Ransomware attacks can be assumed, and similar attack patterns are repeating themselves. But what if IT could re-write the ending to these stories with new and better outcomes?
While every attack will have its nuances, many similar preventative measures apply for some of the most recent attacks like WannaCry and Petya, for example:
- Applying Microsoft’s patches and security updates to prevent SMBv1 exploitation
- Blocking document-embedded Macros by default within MS Office products
But those measures don’t guarantee protection, and they don’t get to the root of the problem. For starters, we know that email phishing attacks are consistently a source of exploiting user vulnerability. Unsuspecting users are often introducing malware by inadvertently executing it. And while in today’s world it’s impossible for a single means of protection to prevent all threats, here are some approaches to consider for long term prevention and reduction of impact from cyberattacks:
- Gain better control over admin rights: If organizations aren’t practicing “least privileged” yet, now is the time to start. Each user with elevated privileges is a major threat. It’s troubling to know that many organizations still over-supply admin rights, often because legacy apps and systems make it difficult to a standard user to be productive. With RES, IT can provide elevated rights to reduce the number of privileged users.
- Application whitelisting: Whitelisting sounds great, but it’s harder to implement. Technologies, however, have improved, and RES continues to introduce new tools and capabilities that make it much easier to implement and maintain whitelists over time, controlling them at very granular file hash levels. With self-service capabilities that allow people to request exceptions or reviews of blocked files, productivity doesn’t have to take a hit either. Imagine: if your organization is practicing whitelisting today, and a ransomware attack is targeting users through a phishing scam, you would be able to prevent unauthorized files from being opened by users to begin with.

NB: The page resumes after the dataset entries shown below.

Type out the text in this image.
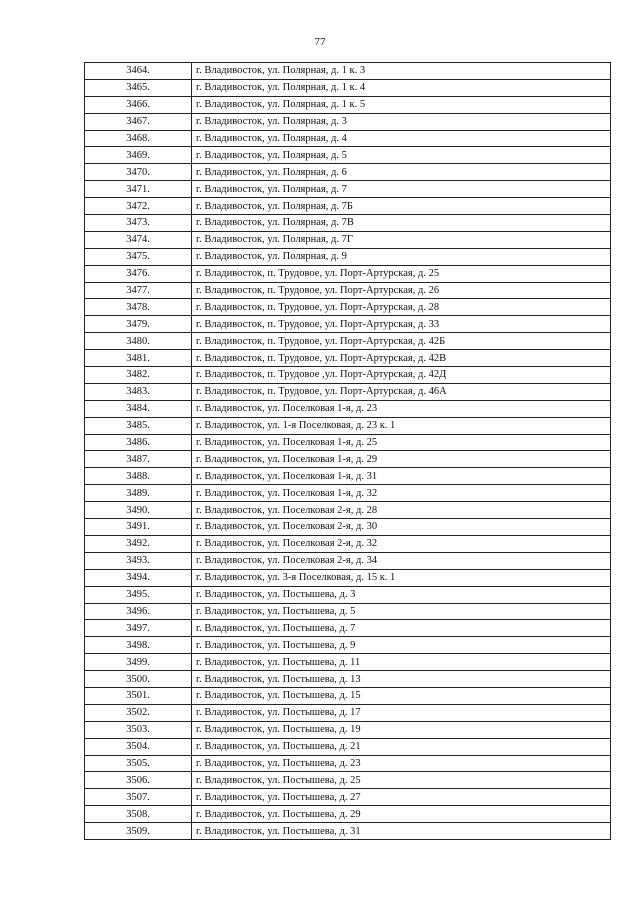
77
3464.	г. Владивосток, ул. Полярная, д. 1 к. 3
3465.	г. Владивосток, ул. Полярная, д. 1 к. 4
3466.	г. Владивосток, ул. Полярная, д. 1 к. 5
3467.	г. Владивосток, ул. Полярная, д. 3
3468.	г. Владивосток, ул. Полярная, д. 4
3469.	г. Владивосток, ул. Полярная, д. 5
3470.	г. Владивосток, ул. Полярная, д. 6
3471.	г. Владивосток, ул. Полярная, д. 7
3472.	г. Владивосток, ул. Полярная, д. 7Б
3473.	г. Владивосток, ул. Полярная, д. 7В
3474.	г. Владивосток, ул. Полярная, д. 7Г
3475.	г. Владивосток, ул. Полярная, д. 9
3476.	г. Владивосток, п. Трудовое, ул. Порт-Артурская, д. 25
3477.	г. Владивосток, п. Трудовое, ул. Порт-Артурская, д. 26
3478.	г. Владивосток, п. Трудовое, ул. Порт-Артурская, д. 28
3479.	г. Владивосток, п. Трудовое, ул. Порт-Артурская, д. 33
3480.	г. Владивосток, п. Трудовое, ул. Порт-Артурская, д. 42Б
3481.	г. Владивосток, п. Трудовое, ул. Порт-Артурская, д. 42В
3482.	г. Владивосток, п. Трудовое ,ул. Порт-Артурская, д. 42Д
3483.	г. Владивосток, п. Трудовое, ул. Порт-Артурская, д. 46А
3484.	г. Владивосток, ул. Поселковая 1-я, д. 23
3485.	г. Владивосток, ул. 1-я Поселковая, д. 23 к. 1
3486.	г. Владивосток, ул. Поселковая 1-я, д. 25
3487.	г. Владивосток, ул. Поселковая 1-я, д. 29
3488.	г. Владивосток, ул. Поселковая 1-я, д. 31
3489.	г. Владивосток, ул. Поселковая 1-я, д. 32
3490.	г. Владивосток, ул. Поселковая 2-я, д. 28
3491.	г. Владивосток, ул. Поселковая 2-я, д. 30
3492.	г. Владивосток, ул. Поселковая 2-я, д. 32
3493.	г. Владивосток, ул. Поселковая 2-я, д. 34
3494.	г. Владивосток, ул. 3-я Поселковая, д. 15 к. 1
3495.	г. Владивосток, ул. Постышева, д. 3
3496.	г. Владивосток, ул. Постышева, д. 5
3497.	г. Владивосток, ул. Постышева, д. 7
3498.	г. Владивосток, ул. Постышева, д. 9
3499.	г. Владивосток, ул. Постышева, д. 11
3500.	г. Владивосток, ул. Постышева, д. 13
3501.	г. Владивосток, ул. Постышева, д. 15
3502.	г. Владивосток, ул. Постышева, д. 17
3503.	г. Владивосток, ул. Постышева, д. 19
3504.	г. Владивосток, ул. Постышева, д. 21
3505.	г. Владивосток, ул. Постышева, д. 23
3506.	г. Владивосток, ул. Постышева, д. 25
3507.	г. Владивосток, ул. Постышева, д. 27
3508.	г. Владивосток, ул. Постышева, д. 29
3509.	г. Владивосток, ул. Постышева, д. 31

- Tighten authorized file controls: RES allows you to centralize security policies across your workspaces, so you can adapt security policies and apply them to a subset of users, or everyone, as needed. When attacks do happen, organizations can respond quickly by activating relevant security policies. For example, after a new attack (like WannaCry or Petya), RES could centrally block access to unauthorized scripts, including VBS, PS1, BAT, to prevent them from being initiated by users before any damage could happen.
The latest ransomware attack is just that – the latest. Not the last. But IT can deploy new measures that can dramatically change attack outcomes. Tired of the same old attack/fix/remediation story? Change the dialog with RES and stop user targeted attacks in their tracks.